Doctors in Texas are threatening to drop Medicaid patients if a scheduled reimbursement cut takes hold later this summer, the Dallas Morning News reported Sunday.
To help shore up their budget in a tough economy, Texas lawmakers have scheduled a 1 percent cut in Medicaid provider rates, which takes hold Sept. 1.
But Medicaid rates in Texas are already so low that most doctors already limit the number of Medicaid patients they’ll see — or refuse them outright. The new, looming cut would mean that even more doctors would likely stop seeing those patients, leaving some of the most vulnerable in the state without access to care. And the 1 percent cut could just be the start.
“State leaders’ instructions for agencies to identify additional 10 percent budget cuts in the next two-year budget cycle mean more fee cuts may come next summer,” the Morning News reported. “Experts say further reductions could drive off doctors, dump more patients on hospital emergency rooms and ensure a rocky start for the federal health care overhaul, which by conservative estimates could add 1.5 million Texans to Medicaid by 2015.”
The issue has national implications. Although not every state is eying Medicaid cuts, low provider reimbursements have limited doctors’ participation in the program country-wide.
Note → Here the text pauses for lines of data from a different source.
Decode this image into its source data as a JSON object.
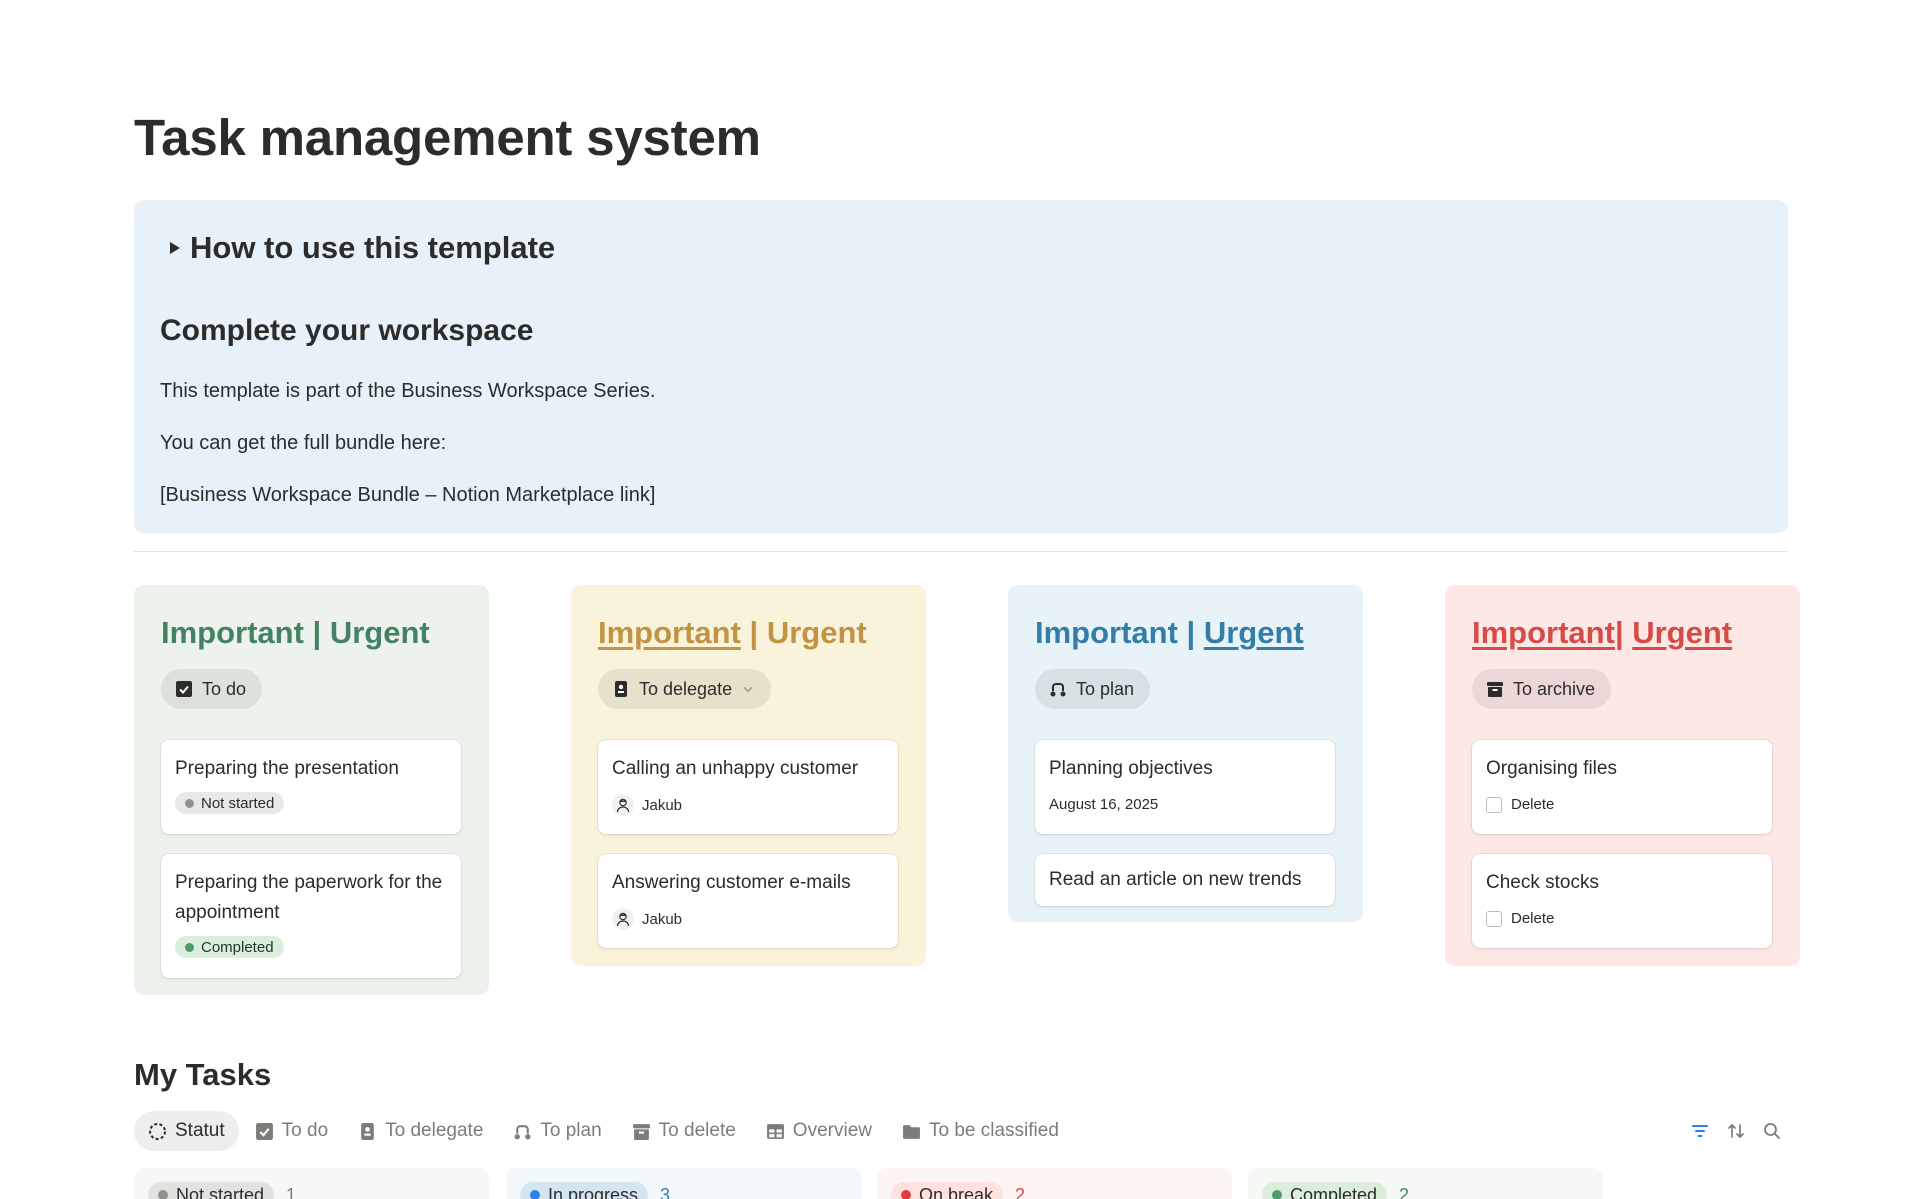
{
  "page": {
    "title": "Task management system"
  },
  "callout": {
    "toggle_title": "How to use this template",
    "heading": "Complete your workspace",
    "paragraphs": [
      "This template is part of the Business Workspace Series.",
      "You can get the full bundle here:",
      "[Business Workspace Bundle – Notion Marketplace link]"
    ]
  },
  "quadrants": [
    {
      "title_a": "Important",
      "title_sep": " | ",
      "title_b": "Urgent",
      "color": "#448361",
      "background": "#edf3ec",
      "tag": "To do",
      "tag_icon": "checkbox-icon",
      "cards": [
        {
          "title": "Preparing the presentation",
          "status": "Not started"
        },
        {
          "title": "Preparing the paperwork for the appointment",
          "status": "Completed"
        }
      ]
    },
    {
      "title_a": "Important",
      "title_sep": " | ",
      "title_b": "Urgent",
      "color": "#c29343",
      "background": "#f9f3dc",
      "tag": "To delegate",
      "tag_icon": "badge-icon",
      "cards": [
        {
          "title": "Calling an unhappy customer",
          "person": "Jakub"
        },
        {
          "title": "Answering customer e-mails",
          "person": "Jakub"
        }
      ]
    },
    {
      "title_a": "Important",
      "title_sep": " | ",
      "title_b": "Urgent",
      "color": "#337ea9",
      "background": "#e7f3f8",
      "tag": "To plan",
      "tag_icon": "route-icon",
      "cards": [
        {
          "title": "Planning objectives",
          "date": "August 16, 2025"
        },
        {
          "title": "Read an article on new trends"
        }
      ]
    },
    {
      "title_a": "Important",
      "title_sep": "| ",
      "title_b": "Urgent",
      "color": "#d44c47",
      "background": "#fde8e6",
      "tag": "To archive",
      "tag_icon": "archive-icon",
      "cards": [
        {
          "title": "Organising files",
          "checkbox": "Delete"
        },
        {
          "title": "Check stocks",
          "checkbox": "Delete"
        }
      ]
    }
  ],
  "tasks": {
    "title": "My Tasks",
    "views": [
      {
        "label": "Statut",
        "icon": "status-icon",
        "active": true
      },
      {
        "label": "To do",
        "icon": "checkbox-icon"
      },
      {
        "label": "To delegate",
        "icon": "badge-icon"
      },
      {
        "label": "To plan",
        "icon": "route-icon"
      },
      {
        "label": "To delete",
        "icon": "archive-icon"
      },
      {
        "label": "Overview",
        "icon": "table-icon"
      },
      {
        "label": "To be classified",
        "icon": "folder-icon"
      }
    ],
    "tools": [
      "filter-icon",
      "sort-icon",
      "search-icon"
    ],
    "columns": [
      {
        "label": "Not started",
        "count": "1",
        "dot": "#91918e",
        "pill_bg": "#e3e2e0",
        "col_bg": "#f7f7f5",
        "count_color": "#7d7c78"
      },
      {
        "label": "In progress",
        "count": "3",
        "dot": "#2f80ed",
        "pill_bg": "#d3e5ef",
        "col_bg": "#f3f8fb",
        "count_color": "#337ea9"
      },
      {
        "label": "On break",
        "count": "2",
        "dot": "#e03e3e",
        "pill_bg": "#ffe2dd",
        "col_bg": "#fdf5f3",
        "count_color": "#d44c47"
      },
      {
        "label": "Completed",
        "count": "2",
        "dot": "#4d9a6a",
        "pill_bg": "#dbeddb",
        "col_bg": "#f5f8f4",
        "count_color": "#448361"
      }
    ]
  },
  "status_colors": {
    "Not started": {
      "bg": "#e9e8e6",
      "dot": "#91918e",
      "text": "#2c2c2b"
    },
    "Completed": {
      "bg": "#dbeddb",
      "dot": "#4d9a6a",
      "text": "#1c3829"
    }
  }
}
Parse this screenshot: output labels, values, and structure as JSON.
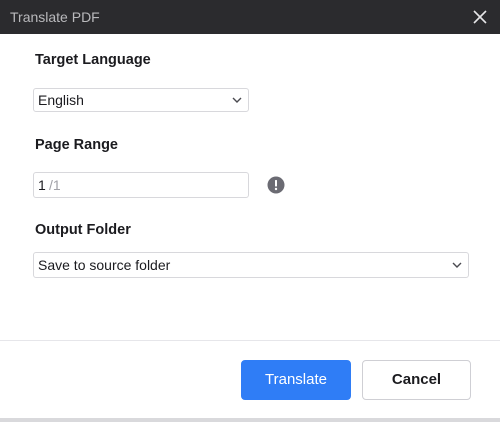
{
  "dialog": {
    "title": "Translate PDF"
  },
  "target_language": {
    "label": "Target Language",
    "selected": "English"
  },
  "page_range": {
    "label": "Page Range",
    "value": "1",
    "total": "/1"
  },
  "output_folder": {
    "label": "Output Folder",
    "selected": "Save to source folder"
  },
  "buttons": {
    "translate": "Translate",
    "cancel": "Cancel"
  },
  "colors": {
    "titlebar": "#2b2b2e",
    "primary": "#2f7df6"
  },
  "icons": {
    "close": "close-icon",
    "chevron": "chevron-down-icon",
    "info": "info-icon"
  }
}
The problem is especially pressing because the Democrats’ new health reform law expands Medicaid considerably. Indeed, roughly half of the 30 million uninsured Americans estimated to get new coverage under the law will be enrolling in Medicaid.
To address the reimbursement issue, the law includes a provision hiking Medicaid rates to equal Medicare rates for primary care services. But the hike is temporary, meaning that lawmakers will likely have to return to the issue in 2014 if they hope to ensure that Medicaid coverage translates into care for those patients.